Matters focus on Ellis Lacey (Saoirse Ronan), a spirited girl taken from the dull, sterile quietude of her verdant hometown and into the enticing glamour of a new life in the States. Having immigrated to Brooklyn, she settles in a house share headed up by matriarch Mrs Kehoe (Julie Walters in fine form) along with other Irish women who have taken the same trip.

For Ellis, immersed in the expat Irish community in her host city, the lines are drawn away from the other migrant pockets of nationalities, which includes the hot-blooded Italian set. Each will keep to their own. However, when circumstance leads to her encountering the charms of earnest Italian plumber Tony (Emory Cohen), we have a 1950s controversial culture clash that reminds of the interracial love match in De Niro’s impressive directorial debut A Bronx Tale (1993).

While romance appears to unexpectedly blossom, events call for Ellis’ return to her homeland, where she once again encounters local lad Jim Farrell (Domhnall Gleeson). What plays out is sensitive and heart-wrenching in the manner of the best romantic dramas. Along with the aforementioned, there are gentle echoes of Arthur Miller’s evergreen A View From The Bridge, Sydney Pollack’s The Way We Were (1973) and even Lean’s Brief Encounter (1945), although not quite in the league of the latter, it must be said.

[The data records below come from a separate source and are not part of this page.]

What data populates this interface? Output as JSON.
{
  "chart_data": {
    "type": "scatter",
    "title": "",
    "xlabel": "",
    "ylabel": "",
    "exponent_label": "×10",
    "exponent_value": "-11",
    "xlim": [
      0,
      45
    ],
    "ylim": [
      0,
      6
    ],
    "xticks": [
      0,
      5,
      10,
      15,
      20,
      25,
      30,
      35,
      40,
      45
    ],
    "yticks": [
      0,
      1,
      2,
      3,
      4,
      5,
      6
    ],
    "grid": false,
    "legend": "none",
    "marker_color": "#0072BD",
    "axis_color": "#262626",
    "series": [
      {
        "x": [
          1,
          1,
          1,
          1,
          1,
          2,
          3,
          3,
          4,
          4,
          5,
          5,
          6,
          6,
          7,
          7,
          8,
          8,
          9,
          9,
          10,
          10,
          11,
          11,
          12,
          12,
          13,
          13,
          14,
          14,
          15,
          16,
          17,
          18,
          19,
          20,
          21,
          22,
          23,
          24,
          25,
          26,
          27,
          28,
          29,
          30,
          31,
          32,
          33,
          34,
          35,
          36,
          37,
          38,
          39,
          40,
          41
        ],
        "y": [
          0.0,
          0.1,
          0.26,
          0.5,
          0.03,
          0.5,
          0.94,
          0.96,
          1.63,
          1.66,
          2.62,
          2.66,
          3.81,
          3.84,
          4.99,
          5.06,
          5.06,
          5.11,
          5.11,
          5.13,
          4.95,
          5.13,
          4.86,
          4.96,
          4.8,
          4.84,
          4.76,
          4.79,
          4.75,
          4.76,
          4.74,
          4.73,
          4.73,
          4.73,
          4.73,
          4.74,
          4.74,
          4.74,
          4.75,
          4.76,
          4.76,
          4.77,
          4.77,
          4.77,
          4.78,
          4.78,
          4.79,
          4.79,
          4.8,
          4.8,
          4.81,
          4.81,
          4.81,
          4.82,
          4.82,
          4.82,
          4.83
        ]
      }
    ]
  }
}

Toibin’s source novel is a thought-provoking study of the circumstantial rifts that can occur between obligation, family and affairs of the heart. Director John Crowley’s lavish presentation and sympathetic eye compliments the delicacy of these topics. Similarly, Ronan manages to encapsulate the prim decorum of a bygone era and also the fierce, tumultuous emotions that insist under her character’s surface. It’s no easy feat. 

In Brooklyn, there is no good or bad guy. The two men are not diametrically opposed in terms of their nature, merely geographically so. It is certainly more genuinely authentic, realistic and believable than the unfathomably, but stupendously, popular The Notebook (2004).

This is a work that may appear to some to (prima-facie, at least) veer too closely towards melodrama, but it has enough about it to emerge out the other side as a moving and provocative piece of cinema deserving of both plaudits and a broad audience. You too might ponder what constitutes our ‘home’. Is it the place? The pervasive culture? Or is it the people? Even if it all shifts, one thing is for certain, once decided on where it is, there is no place like it.